O período da gravidez em que ocorre a infecção também interfere no risco de transmissão. No primeiro trimestre, a chance de o parasita chegar ao feto é menor, mas as consequências tendem a ser mais graves. Já no segundo e terceiro trimestres, o risco de transmissão aumenta, mas as complicações geralmente são menos severas.
A ginecologista e obstetra Carol Ambrogini destaca que a infecção é mais frequente do que se pensa. "No início da gestação, o risco é menor porque tem menos conexão do sangue da mãe com o sangue do bebê, a placenta ainda é muito rudimentar. Mas, à medida que a gravidez progride, essas chances aumentam", afirma.
Por isso, a médica reforça a importância de fazer o pré-natal e manter o acompanhamento adequado para reduzir o risco de complicações.
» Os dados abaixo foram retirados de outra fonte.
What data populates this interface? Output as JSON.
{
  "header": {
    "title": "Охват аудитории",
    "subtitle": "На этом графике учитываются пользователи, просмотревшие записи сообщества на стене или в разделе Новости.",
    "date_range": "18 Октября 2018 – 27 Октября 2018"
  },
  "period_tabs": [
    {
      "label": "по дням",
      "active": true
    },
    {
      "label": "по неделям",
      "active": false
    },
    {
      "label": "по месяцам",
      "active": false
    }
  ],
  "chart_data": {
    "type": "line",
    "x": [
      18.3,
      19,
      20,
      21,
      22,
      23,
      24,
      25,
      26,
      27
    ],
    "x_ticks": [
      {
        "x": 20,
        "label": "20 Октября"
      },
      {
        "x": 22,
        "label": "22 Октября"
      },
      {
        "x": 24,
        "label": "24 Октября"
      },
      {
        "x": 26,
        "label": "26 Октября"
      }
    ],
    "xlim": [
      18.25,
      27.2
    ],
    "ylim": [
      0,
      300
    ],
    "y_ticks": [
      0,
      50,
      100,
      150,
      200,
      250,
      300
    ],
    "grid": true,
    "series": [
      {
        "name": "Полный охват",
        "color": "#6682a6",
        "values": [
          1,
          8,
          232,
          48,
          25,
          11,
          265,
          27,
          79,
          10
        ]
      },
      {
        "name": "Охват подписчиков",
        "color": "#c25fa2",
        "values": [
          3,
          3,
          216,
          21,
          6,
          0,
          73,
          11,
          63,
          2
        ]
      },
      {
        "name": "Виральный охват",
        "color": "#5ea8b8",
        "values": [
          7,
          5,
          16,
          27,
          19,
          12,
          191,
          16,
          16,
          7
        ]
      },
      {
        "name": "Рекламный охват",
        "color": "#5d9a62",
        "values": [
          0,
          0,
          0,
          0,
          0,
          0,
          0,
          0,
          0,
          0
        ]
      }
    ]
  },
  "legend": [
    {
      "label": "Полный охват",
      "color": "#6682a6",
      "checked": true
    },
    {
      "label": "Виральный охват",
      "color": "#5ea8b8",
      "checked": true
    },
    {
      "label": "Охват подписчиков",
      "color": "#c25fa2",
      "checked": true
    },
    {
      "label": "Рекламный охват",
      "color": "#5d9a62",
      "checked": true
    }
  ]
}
Gato doméstico raramente é a principal fonte de infecção
O relato de Isabella reacendeu a dúvida se é preciso afastar o gato de estimação na gravidez. Segundo Carol Ambrogini, a resposta é não.
A médica explica que o gato elimina o parasita nas fezes apenas após adquirir a infecção, geralmente ao caçar e ingerir animais contaminados, como aves e roedores. Além disso, essa eliminação ocorre por um período limitado.
Gatos que vivem exclusivamente em casa, com alimentação baseada em ração e sem acesso à rua, apresentam risco muito baixo de transmitir a toxoplasmose. Já os gatos de rua, que caçam e enterram fezes no solo, participam do ciclo de contaminação ambiental do parasita.
Assim, os principais cuidados durante a gravidez devem estar voltados à higiene dos alimentos e ao contato com terra potencialmente contaminada, e não simplesmente à convivência com um gato doméstico.